Teenagers can be tricky. They follow different modes forms of communication. There are no fixed norms or rules to dealing with teenagers. It is important to understand their vibes, the body language, etc. Knowing and understanding their mindset is the key.
STEP 2:
Don't patronize them. Nobody likes to be patronized. Whenever you are in a conversation with your teenager, make sure that you don't just agree with them to please them. It's more fun when family time conversations have a light debate going on. Try to avoid yelling, but do not shy away from disagreeing with them. This often helps you to understand their point of view better.
STEP 3:
Give their ideas, suggestions and theories a fair trial. Teenagers always like to try out their new ideas; they like to experiment. Listen to their theories. If needed, suggest ways for them to come to conclusions or carry on with their analysis. Remember, you have the benefit of experience, but do not forget that times have changed. So put forth your experiences and help them draw their own conclusions. Make sure that you don't enforce your conclusions and opinions on them. Even if they fail, steer clear of the phrase "I told you so." They hate it, and in the future they might hesitate to discuss things with you.
STEP 4:
Don't, under any circumstances, invade their privacy. Teenagers are often very private about their rooms, maybe even more about their diaries and journals. Do not go through them to find out what is going on in their life. If something is bothering you, talk to them. Going through their personal belongings has two disadvantages:
1) If they find out that you've been going through their stuff, they will get angry and will become even more secretive. Then, communication will become even tougher, because they will lose trust in you.
2) Teenagers don't always write the exact facts in their diary, and what they do write may be for reasons other than the obvious.
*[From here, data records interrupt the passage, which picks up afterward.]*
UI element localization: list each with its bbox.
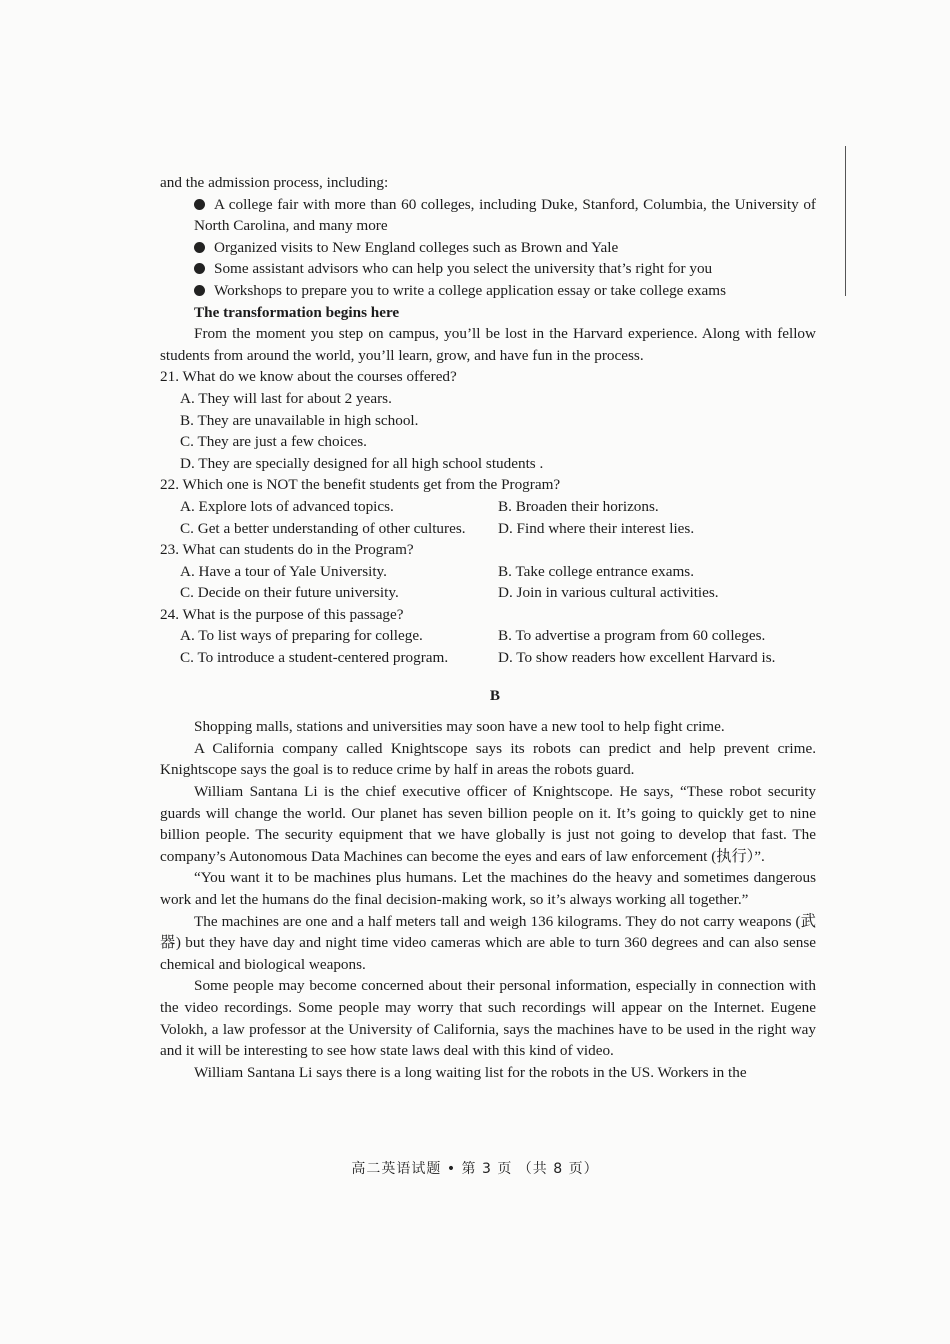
option-d: D. They are specially designed for all high school students . xyxy=(180,454,544,472)
question-23-options-row-2 xyxy=(160,582,816,604)
question-21-options xyxy=(160,388,816,474)
question-23-options-row-1 xyxy=(160,561,816,583)
option-a: A. To list ways of preparing for college. xyxy=(180,627,423,645)
section-b-paragraph: A California company called Knightscope says its robots can predict and help prevent crime. Knightscope says the goal is to reduce crime by half in areas the robots guard. xyxy=(160,739,816,779)
bullet-dot-icon xyxy=(194,285,205,296)
passage-closing-paragraph: From the moment you step on campus, you’ll be lost in the Harvard experience. Along with fellow students from around the world, you’ll learn, grow, and have fun in the process. xyxy=(160,325,816,364)
option-b: B. To advertise a program from 60 colleges. xyxy=(498,627,766,645)
section-b-paragraph: Shopping malls, stations and universities may soon have a new tool to help fight crime. xyxy=(194,718,725,736)
page-content xyxy=(160,172,816,1083)
bullet-dot-icon xyxy=(194,199,205,210)
passage-intro-line: and the admission process, including: xyxy=(160,174,389,191)
option-a: A. Explore lots of advanced topics. xyxy=(180,497,394,515)
option-b: B. Take college entrance exams. xyxy=(498,562,695,580)
passage-subheading: The transformation begins here xyxy=(194,303,400,321)
option-b: B. Broaden their horizons. xyxy=(498,497,659,515)
option-a: A. Have a tour of Yale University. xyxy=(180,562,387,580)
section-b-paragraph: William Santana Li is the chief executive officer of Knightscope. He says, “These robot security guards will change the world. Our planet has seven billion people on it. It’s going to quickly get to nine billion people. The security equipment that we have globally is just not going to develop that fast. The company’s Autonomous Data Machines can become the eyes and ears of law enforcement (执行）”. xyxy=(160,783,816,865)
option-c: C. Get a better understanding of other cultures. xyxy=(180,519,466,537)
question-22-options-row-1 xyxy=(160,496,816,518)
bullet-item: Some assistant advisors who can help you select the university that’s right for you xyxy=(160,258,816,280)
bullet-item: A college fair with more than 60 colleges, including Duke, Stanford, Columbia, the University of North Carolina, and many more xyxy=(194,195,816,235)
option-d: D. To show readers how excellent Harvard is. xyxy=(498,649,776,667)
bullet-dot-icon xyxy=(194,242,205,253)
option-c: C. To introduce a student-centered program. xyxy=(180,649,449,667)
question-23-stem: 23. What can students do in the Program? xyxy=(160,541,414,559)
option-b: B. They are unavailable in high school. xyxy=(180,411,419,429)
option-c: C. Decide on their future university. xyxy=(180,584,399,602)
question-22-options-row-2 xyxy=(160,518,816,540)
section-b-paragraph: Some people may become concerned about their personal information, especially in connection with the video recordings. Some people may worry that such recordings will appear on the Internet. Eugene Volokh, a law professor at the University of California, says the machines have to be used in the right way and it will be interesting to see how state laws deal with this kind of video. xyxy=(160,977,816,1060)
question-22-stem: 22. Which one is NOT the benefit students get from the Program? xyxy=(160,476,561,494)
option-a: A. They will last for about 2 years. xyxy=(180,389,392,407)
bullet-dot-icon xyxy=(194,263,205,274)
section-b-label: B xyxy=(489,686,501,704)
question-24-options-row-1 xyxy=(160,625,816,647)
option-d: D. Join in various cultural activities. xyxy=(498,584,719,602)
section-b-paragraph: “You want it to be machines plus humans. Let the machines do the heavy and sometimes dangerous work and let the humans do the final decision-making work, so it’s always working all together.” xyxy=(160,869,816,908)
bullet-item: Workshops to prepare you to write a college application essay or take college exams xyxy=(160,280,816,302)
question-24-stem: 24. What is the purpose of this passage? xyxy=(160,605,404,623)
section-b-paragraph: The machines are one and a half meters tall and weigh 136 kilograms. They do not carry weapons (武器) but they have day and night time video cameras which are able to turn 360 degrees and can also sense chemical and biological weapons. xyxy=(160,912,816,973)
option-c: C. They are just a few choices. xyxy=(180,433,367,451)
option-d: D. Find where their interest lies. xyxy=(498,519,695,537)
section-b-paragraph: William Santana Li says there is a long waiting list for the robots in the US. Workers in the xyxy=(194,1063,747,1081)
question-24-options-row-2 xyxy=(160,647,816,669)
margin-rule xyxy=(845,146,846,296)
bullet-item: Organized visits to New England colleges such as Brown and Yale xyxy=(160,237,816,259)
question-21-stem: 21. What do we know about the courses offered? xyxy=(160,368,457,386)
page-footer: 高二英语试题 • 第 3 页 （共 8 页） xyxy=(351,1161,599,1177)
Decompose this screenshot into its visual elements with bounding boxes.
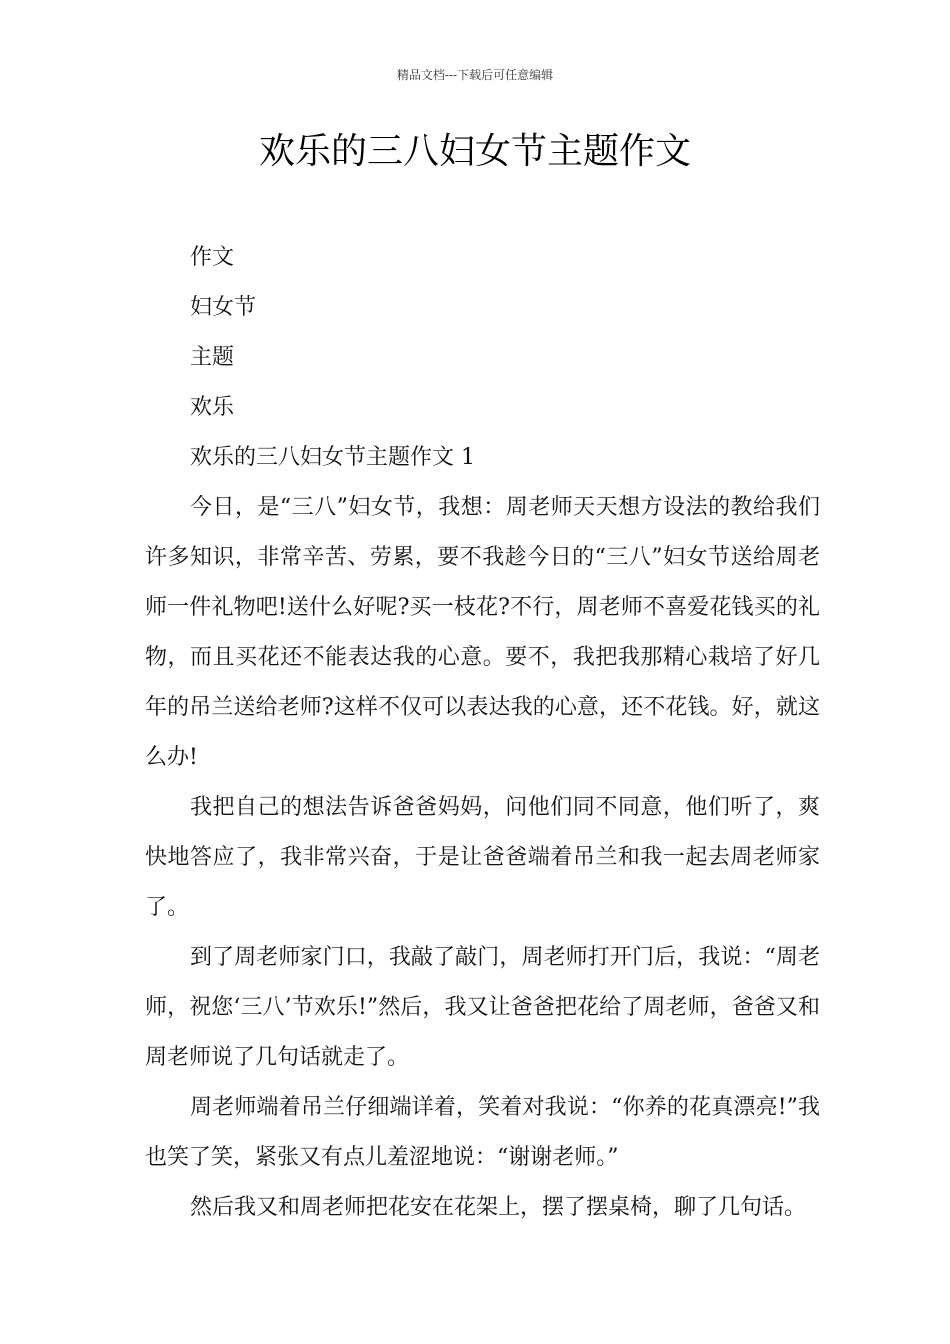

You'll just end up getting hassled over inconsequential matters.
STEP 5:
Step into their shoes when trying to fathom their behavior. Every person has a set of thoughts and beliefs that leads them into behaving in a certain way. Nobody knows your child better than you. If some particular behavior leads you to doubt them, start thinking like them. Step into their shoes. Teenagers have a lot going on in their lives - peer pressure, school politics, trouble with friends, crushes, etc. When they try to deal with it, they will get stressed out. Don't jump to "all-is-lost" conclusions. There is always more than that which meets the eye. Be patient. They will come to you if they can't deal with it.
STEP 6:
Always remember that they are smarter than you can comprehend. Teenagers are very smart, even when they lead people to believe they are not. This is an innately human characteristic. The mind continuously evolves, and it is no different for your teenagers. It is in your nature to look out for them constantly. However, while doing so, most parents start believing that their children are not smart enough to handle things on their own. You think "They are just kids. What do they know about life"? Believe it or not, they know quite a bit. Look out for them, but stay out of their way. You cannot keep doing things for them forever. They won't get a chance to learn to live if you keep constantly stepping in to bail them out. It's like teaching a child to ride a bike. You can hold on to the back for a while, but you have to let go sometime. Even if it means letting them fall a few times. No one learns to ride without a few falls, right?
Teenagers are complicated; nonetheless, understanding them can be a fairly simple task if you understand the fact that they are smart, responsible and individuals by themselves. Too many restrictions often cause a rebellious nature to get exposed. Parents have to be open to the fact that times have changed since they (the parents) were teenagers and the human race has evolved. The best you can do for your child is give them a loving atmosphere at home, making sure you have their trust and they have yours, have their back for a while, and beyond that, hope for the best. You are the parents--whenever they come across something that they can't handle, they will come back to you.